XXXXX ERROR: failed to create jetty.pkcs12
No certificate matches private key
 
root@mail:~#                     
zimbra@mail:~$ zmcontrol start
Host mail.zimbra.net
        Starting ldap...Done.
FAILED
Failed to start slapd.  Attempting debug start to determine error.
TLS: error:0906D066:PEM routines:PEM_read_bio:bad end line pem_lib.c:746
TLS: error:140AD009:SSL routines:SSL_CTX_use_certificate_file:PEM lib ssl_                                 rsa.c:491
main: TLS init def ctx failed: -1

THE SOLUTION
Based on [SOLVED] Trouble installing commercial certificates on Zimbra

I found the solution to be the following steps:
1. As root, creating /opt/zimbra/certs directory
2. Copying the certificate and root certificate into /opt/zimbra/certs directory
3. Changing ownership of /opt/zimbra/certs to zimbra:zimbra
4. Adding an extra line at the end of the signed certificate
5. As root execute:

Code:

zmcertmgr deploycrt comm /opt/zimbra/certs/commercial.crt  /opt/zimbra/certs/commercial_ca.crt

6. Certificates should install OK now
7. Start Zimbra

This even worked with RapidSSL certificates - the real cheap'n nasty ones

Woo hoo!

[Insanity5902]

I am going to add to this, hoping to help with the searching.

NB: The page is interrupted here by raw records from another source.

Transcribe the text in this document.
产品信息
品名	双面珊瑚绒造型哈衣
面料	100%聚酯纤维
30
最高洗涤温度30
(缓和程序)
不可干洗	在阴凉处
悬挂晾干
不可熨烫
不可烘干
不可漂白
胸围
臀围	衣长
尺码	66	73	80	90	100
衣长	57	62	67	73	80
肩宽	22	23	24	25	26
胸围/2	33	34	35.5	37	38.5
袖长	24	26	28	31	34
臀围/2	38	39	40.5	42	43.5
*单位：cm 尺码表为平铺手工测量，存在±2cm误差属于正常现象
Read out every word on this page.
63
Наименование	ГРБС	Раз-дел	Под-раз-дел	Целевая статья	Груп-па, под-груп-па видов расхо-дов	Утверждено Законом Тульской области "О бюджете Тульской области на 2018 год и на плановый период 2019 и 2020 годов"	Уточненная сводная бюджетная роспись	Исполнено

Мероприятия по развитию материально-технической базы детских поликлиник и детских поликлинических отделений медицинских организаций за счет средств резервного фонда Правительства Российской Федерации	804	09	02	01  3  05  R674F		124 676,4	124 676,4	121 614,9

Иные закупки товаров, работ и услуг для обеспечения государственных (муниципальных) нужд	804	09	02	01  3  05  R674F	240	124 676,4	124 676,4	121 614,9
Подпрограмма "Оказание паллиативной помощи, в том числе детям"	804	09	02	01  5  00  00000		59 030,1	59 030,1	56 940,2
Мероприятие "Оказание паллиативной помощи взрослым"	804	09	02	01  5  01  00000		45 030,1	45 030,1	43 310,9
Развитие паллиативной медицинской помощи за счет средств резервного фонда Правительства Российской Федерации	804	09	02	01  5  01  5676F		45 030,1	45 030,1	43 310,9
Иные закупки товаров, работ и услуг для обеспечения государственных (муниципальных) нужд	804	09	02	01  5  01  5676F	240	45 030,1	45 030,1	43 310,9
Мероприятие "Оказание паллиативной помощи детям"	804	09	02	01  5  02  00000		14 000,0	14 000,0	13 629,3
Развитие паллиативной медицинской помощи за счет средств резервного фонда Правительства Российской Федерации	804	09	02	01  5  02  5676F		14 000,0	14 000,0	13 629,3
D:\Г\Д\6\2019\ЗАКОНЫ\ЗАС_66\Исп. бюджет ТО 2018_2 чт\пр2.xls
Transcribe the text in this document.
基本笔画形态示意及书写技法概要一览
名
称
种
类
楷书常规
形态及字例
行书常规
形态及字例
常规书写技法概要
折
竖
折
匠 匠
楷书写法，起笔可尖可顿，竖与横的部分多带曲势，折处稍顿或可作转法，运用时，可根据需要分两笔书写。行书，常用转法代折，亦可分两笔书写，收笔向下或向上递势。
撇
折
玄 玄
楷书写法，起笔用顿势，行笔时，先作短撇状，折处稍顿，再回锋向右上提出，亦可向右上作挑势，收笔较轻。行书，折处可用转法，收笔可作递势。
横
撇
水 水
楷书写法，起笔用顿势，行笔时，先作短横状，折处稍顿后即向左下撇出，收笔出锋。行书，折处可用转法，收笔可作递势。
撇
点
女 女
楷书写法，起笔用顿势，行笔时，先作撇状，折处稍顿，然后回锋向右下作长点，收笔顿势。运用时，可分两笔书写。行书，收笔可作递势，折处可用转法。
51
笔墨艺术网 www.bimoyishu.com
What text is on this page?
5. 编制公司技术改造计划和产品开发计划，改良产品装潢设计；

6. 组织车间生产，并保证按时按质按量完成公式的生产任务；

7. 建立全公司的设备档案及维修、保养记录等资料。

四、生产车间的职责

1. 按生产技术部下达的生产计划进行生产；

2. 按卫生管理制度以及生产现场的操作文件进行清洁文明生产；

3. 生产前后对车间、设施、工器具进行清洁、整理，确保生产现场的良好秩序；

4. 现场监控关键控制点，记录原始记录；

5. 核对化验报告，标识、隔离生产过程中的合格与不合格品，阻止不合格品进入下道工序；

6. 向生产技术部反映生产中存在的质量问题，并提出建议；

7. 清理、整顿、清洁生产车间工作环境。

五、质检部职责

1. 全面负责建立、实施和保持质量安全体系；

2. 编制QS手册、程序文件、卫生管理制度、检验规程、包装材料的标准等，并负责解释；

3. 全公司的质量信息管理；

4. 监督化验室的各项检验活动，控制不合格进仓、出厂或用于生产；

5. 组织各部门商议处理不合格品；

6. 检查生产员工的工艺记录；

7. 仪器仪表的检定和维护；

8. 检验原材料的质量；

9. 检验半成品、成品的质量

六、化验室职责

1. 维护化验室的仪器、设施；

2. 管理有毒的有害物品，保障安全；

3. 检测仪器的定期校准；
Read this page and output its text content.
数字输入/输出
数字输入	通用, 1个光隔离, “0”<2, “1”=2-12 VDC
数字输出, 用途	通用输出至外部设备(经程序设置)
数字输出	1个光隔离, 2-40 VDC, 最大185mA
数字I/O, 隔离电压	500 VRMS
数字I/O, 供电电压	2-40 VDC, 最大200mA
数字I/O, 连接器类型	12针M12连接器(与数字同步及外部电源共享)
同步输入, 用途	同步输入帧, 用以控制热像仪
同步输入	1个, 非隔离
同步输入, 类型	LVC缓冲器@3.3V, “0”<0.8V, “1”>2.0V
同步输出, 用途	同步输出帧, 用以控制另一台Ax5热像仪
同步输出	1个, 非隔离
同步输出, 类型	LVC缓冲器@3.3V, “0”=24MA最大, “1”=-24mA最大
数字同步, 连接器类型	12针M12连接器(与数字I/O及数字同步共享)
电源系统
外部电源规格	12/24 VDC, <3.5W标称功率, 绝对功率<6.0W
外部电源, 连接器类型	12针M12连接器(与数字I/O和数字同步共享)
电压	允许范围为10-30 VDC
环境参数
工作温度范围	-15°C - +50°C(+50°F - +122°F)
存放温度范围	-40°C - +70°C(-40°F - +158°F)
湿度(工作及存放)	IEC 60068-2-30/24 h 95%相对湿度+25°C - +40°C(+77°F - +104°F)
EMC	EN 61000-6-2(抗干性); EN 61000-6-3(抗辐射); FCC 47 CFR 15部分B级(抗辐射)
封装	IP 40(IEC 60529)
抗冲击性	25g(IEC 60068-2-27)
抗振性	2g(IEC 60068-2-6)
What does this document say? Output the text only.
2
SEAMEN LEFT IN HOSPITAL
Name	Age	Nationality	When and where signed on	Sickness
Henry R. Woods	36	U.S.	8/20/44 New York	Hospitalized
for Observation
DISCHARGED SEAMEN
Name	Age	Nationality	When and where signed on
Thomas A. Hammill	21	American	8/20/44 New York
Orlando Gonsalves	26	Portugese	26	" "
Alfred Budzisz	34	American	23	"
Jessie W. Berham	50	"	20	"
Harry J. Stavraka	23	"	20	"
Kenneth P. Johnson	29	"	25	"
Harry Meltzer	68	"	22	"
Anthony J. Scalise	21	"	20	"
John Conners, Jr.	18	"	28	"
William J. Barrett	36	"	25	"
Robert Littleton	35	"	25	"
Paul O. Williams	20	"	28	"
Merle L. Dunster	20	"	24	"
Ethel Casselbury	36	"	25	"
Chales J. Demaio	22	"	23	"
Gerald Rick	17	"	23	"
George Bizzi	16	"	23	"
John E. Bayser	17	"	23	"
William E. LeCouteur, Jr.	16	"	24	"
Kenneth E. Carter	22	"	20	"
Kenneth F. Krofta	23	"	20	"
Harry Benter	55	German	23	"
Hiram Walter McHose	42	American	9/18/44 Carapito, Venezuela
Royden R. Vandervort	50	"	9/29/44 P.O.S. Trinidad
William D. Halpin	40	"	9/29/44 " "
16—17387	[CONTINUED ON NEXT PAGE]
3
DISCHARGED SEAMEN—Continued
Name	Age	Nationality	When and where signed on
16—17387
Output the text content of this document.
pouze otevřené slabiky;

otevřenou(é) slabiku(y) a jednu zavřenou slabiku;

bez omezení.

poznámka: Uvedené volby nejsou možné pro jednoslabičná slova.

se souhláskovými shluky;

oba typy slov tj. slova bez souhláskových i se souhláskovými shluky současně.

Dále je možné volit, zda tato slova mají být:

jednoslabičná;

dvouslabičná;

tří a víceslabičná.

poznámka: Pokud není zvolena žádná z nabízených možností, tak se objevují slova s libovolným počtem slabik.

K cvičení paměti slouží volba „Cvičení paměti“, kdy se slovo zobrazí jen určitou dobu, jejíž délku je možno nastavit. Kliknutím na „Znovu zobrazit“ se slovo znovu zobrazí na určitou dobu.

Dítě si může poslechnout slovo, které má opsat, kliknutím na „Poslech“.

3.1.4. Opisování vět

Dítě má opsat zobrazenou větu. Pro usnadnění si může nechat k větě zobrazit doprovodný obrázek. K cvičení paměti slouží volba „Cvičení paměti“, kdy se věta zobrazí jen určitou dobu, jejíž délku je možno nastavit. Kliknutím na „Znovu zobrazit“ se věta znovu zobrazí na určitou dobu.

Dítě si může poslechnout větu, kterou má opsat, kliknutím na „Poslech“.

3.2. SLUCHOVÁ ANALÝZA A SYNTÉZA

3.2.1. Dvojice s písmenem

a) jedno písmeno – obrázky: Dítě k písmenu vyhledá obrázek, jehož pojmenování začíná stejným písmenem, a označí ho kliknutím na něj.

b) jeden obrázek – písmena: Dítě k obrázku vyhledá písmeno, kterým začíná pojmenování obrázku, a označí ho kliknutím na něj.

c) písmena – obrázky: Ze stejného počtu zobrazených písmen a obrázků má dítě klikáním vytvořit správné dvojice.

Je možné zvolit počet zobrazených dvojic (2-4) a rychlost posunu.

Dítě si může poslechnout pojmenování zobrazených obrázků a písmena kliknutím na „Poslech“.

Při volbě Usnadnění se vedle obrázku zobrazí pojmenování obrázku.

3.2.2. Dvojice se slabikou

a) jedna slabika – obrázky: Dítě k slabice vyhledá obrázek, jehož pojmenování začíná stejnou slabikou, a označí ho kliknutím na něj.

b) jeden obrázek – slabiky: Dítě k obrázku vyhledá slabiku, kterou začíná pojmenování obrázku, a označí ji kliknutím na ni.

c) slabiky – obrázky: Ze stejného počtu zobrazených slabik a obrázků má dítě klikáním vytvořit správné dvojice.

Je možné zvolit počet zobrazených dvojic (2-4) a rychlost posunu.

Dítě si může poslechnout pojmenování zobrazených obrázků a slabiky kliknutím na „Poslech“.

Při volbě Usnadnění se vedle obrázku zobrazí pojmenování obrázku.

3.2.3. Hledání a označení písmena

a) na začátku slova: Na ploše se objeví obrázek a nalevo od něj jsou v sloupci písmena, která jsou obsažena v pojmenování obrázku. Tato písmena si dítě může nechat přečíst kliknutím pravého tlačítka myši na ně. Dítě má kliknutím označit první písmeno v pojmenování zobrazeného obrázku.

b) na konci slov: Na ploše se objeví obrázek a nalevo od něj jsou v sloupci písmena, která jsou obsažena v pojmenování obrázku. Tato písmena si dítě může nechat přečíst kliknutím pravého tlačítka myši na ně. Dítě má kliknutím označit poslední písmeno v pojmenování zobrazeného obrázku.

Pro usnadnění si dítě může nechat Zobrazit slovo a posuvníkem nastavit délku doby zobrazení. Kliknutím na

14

I upgrading from an earlier release to 5.0.11 and it broke my commercial ssl certs. The quick fix was to use zmcertmgr to re-issue some self-signned certs, this allowed me to get e-mail flow working. Otherwise I was having zmmailboxdctl die on me with something about ldap, startssl and dict lookups.

When I tried to re-install the commercial SSL, i was getting -

Unmatching certificate (/opt/zimbra/mailboxd/webapps/zimbraAdmin/tmp/current.crt) and private key (/opt/zimbra/mailboxd/webapps/zimbraAdmin/tmp/current_comm.key) pair.

the problem was as stated above, it was missing a blank line at the end of the issued cert. I didn't have to do all the other steps to install the comm cert, just had to open the file, add a blank line and then re-install with Zimbra Certificates Manager.

I was using CACert (cacert.org) as my CA. I will try to add this to the wiki page to help see if this catches it.